Esses contratos foram aditivados em 25% (o limite legal previsto pela
legislação). Ao todo, a empreiteira faturou R$ 58 milhões. O uso do
limite para elevar o valor dos contratos foi utilizado também por outra
construtora, a Ires Engenharia, o que alertou os procuradores do TCE.
“Chama a atenção o fato de o valor acrescido aos contratos coincidir até
nos centavos com o valor limítrofe previsto em lei. A impressão que se
tem é que ou o valor originariamente contratado foi equivocado ou os
aditivos foram firmados sem critério estritamente técnico”, escreveram
no relatório.
Para o deputado Domingos Dutra (PT), os
problemas no programa Saúde é Vida vão além do anotado pelos
procuradores. Um levantamento das ordens bancárias de 2010 mostra uma
série de repasses redondos que, segundo Dutra, “indicariam a prática de
caixa 2 para abastecer a campanha de Roseana.” A Dimensão Engenharia,
por exemplo, recebeu R$ 1 milhão em 19 de julho. Três dias antes, a
empreiteira Console apresentou fatura de R$ 2 milhões. No mesmo dia, o
governo pagou mais R$ 1 milhão à Geotec e R$ 1,5 milhão à Guterres, que
no dia 22 recebeu mais R$ 500 mil. A JNS teve três repasses redondos: R$
300 mil e R$ 50 mil em 16 de abril e R$ 1,5 milhão em 16 de julho. A
Lastro teve um repasse de R$ 1,5 milhão; a Proenge, dois repasses de R$
600 mil e R$ 300 mil; e a Ires Engenharia, um pagamento de R$ 1 milhão.
“Nenhuma empresa emite nota fiscal pela prestação de serviços com
números redondos”, afirma Dutra. “Geralmente são valores fracionados,
até em centavos, como vemos nas dezenas de outras ordens de pagamento.” O
parlamentar encaminhou petição ao Ministério Público Federal e à
Controladoria-Geral da União.
Além dos indícios de corrupção e do uso
das obras para angariar dividendos políticos, o deputado federal Ribamar
Alves (PSB) ataca a concepção do Saúde é Vida, que, segundo ele,
contraria determinações do próprio Ministério da Saúde sobre a
construção de hospitais em cidades com menos de 30 mil habitantes.
“Essas prefeituras não têm dinheiro para a manutenção desses hospitais
nem médicos suficientes ou demanda”, afirma.

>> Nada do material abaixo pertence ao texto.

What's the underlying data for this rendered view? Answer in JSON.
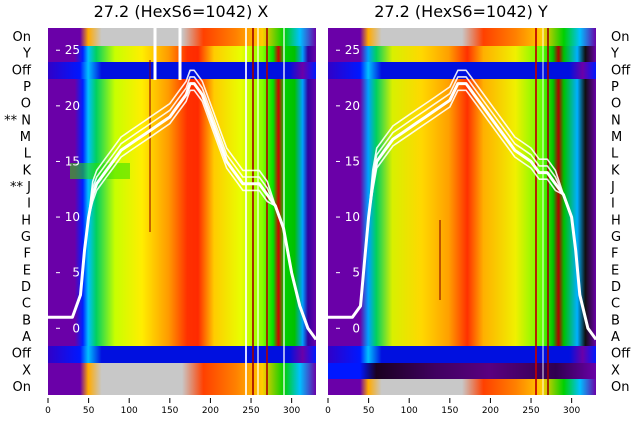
{
  "chart_data": {
    "type": "heatmap",
    "x_ticks": [
      0,
      50,
      100,
      150,
      200,
      250,
      300
    ],
    "x_range": [
      0,
      330
    ],
    "y_ticks": [
      0,
      5,
      10,
      15,
      20,
      25
    ],
    "y_range": [
      -6,
      27
    ],
    "row_labels_left": [
      "On",
      "Y",
      "Off",
      "P",
      "O",
      "** N",
      "M",
      "L",
      "K",
      "** J",
      "I",
      "H",
      "G",
      "F",
      "E",
      "D",
      "C",
      "B",
      "A",
      "Off",
      "X",
      "On"
    ],
    "row_labels_right": [
      "On",
      "Y",
      "Off",
      "P",
      "O",
      "N",
      "M",
      "L",
      "K",
      "J",
      "I",
      "H",
      "G",
      "F",
      "E",
      "D",
      "C",
      "B",
      "A",
      "Off",
      "X",
      "On"
    ],
    "panels": [
      {
        "title": "27.2 (HexS6=1042) X",
        "profile": {
          "x": [
            0,
            30,
            40,
            45,
            50,
            55,
            60,
            70,
            80,
            90,
            100,
            110,
            120,
            130,
            140,
            150,
            160,
            170,
            175,
            180,
            190,
            200,
            210,
            220,
            230,
            240,
            250,
            260,
            270,
            280,
            290,
            300,
            310,
            320,
            330
          ],
          "y": [
            1,
            1,
            3,
            7,
            10,
            12,
            13,
            14,
            15,
            16,
            16.5,
            17,
            17.5,
            18,
            18.5,
            19,
            20,
            21,
            22,
            22,
            21,
            19,
            17,
            15,
            14,
            13,
            13,
            13,
            12,
            11,
            9,
            5,
            2,
            0,
            -1
          ]
        }
      },
      {
        "title": "27.2 (HexS6=1042) Y",
        "profile": {
          "x": [
            0,
            30,
            40,
            45,
            50,
            55,
            60,
            70,
            80,
            90,
            100,
            110,
            120,
            130,
            140,
            150,
            160,
            170,
            180,
            190,
            200,
            210,
            220,
            230,
            240,
            250,
            260,
            270,
            280,
            290,
            300,
            305,
            310,
            320,
            330
          ],
          "y": [
            1,
            1,
            2,
            6,
            10,
            13,
            15,
            16,
            17,
            17.5,
            18,
            18.5,
            19,
            19.5,
            20,
            20.5,
            22,
            22,
            21,
            20,
            19,
            18,
            17,
            16,
            15.5,
            15,
            14,
            14,
            13,
            12,
            10,
            7,
            3,
            0,
            -1
          ]
        }
      }
    ]
  }
}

Ele estima em R$ 500 mil o
custo mensal para a manutenção dessas unidades, valor acima da soma dos
repasses do Fundeb, do SUS e do Fundo de Participação dos Municípios.
“Sem gente nem dinheiro, esses hospitais vão se transformar em imensos
elefantes brancos”, diz Alves. O parlamentar lembra que a Comissão de
Seguridade Social e Família da Câmara aprovou requerimento do deputado
Osmar Terra (PMDB/RS) para convidar Murad a prestar esclarecimentos
sobre o programa e outros problemas na área da saúde. “Ele tem muito o
que explicar”, afirma. Procurado por ISTOÉ, o secretário de Saúde do
Maranhão não se manifestou até o fechamento da edição.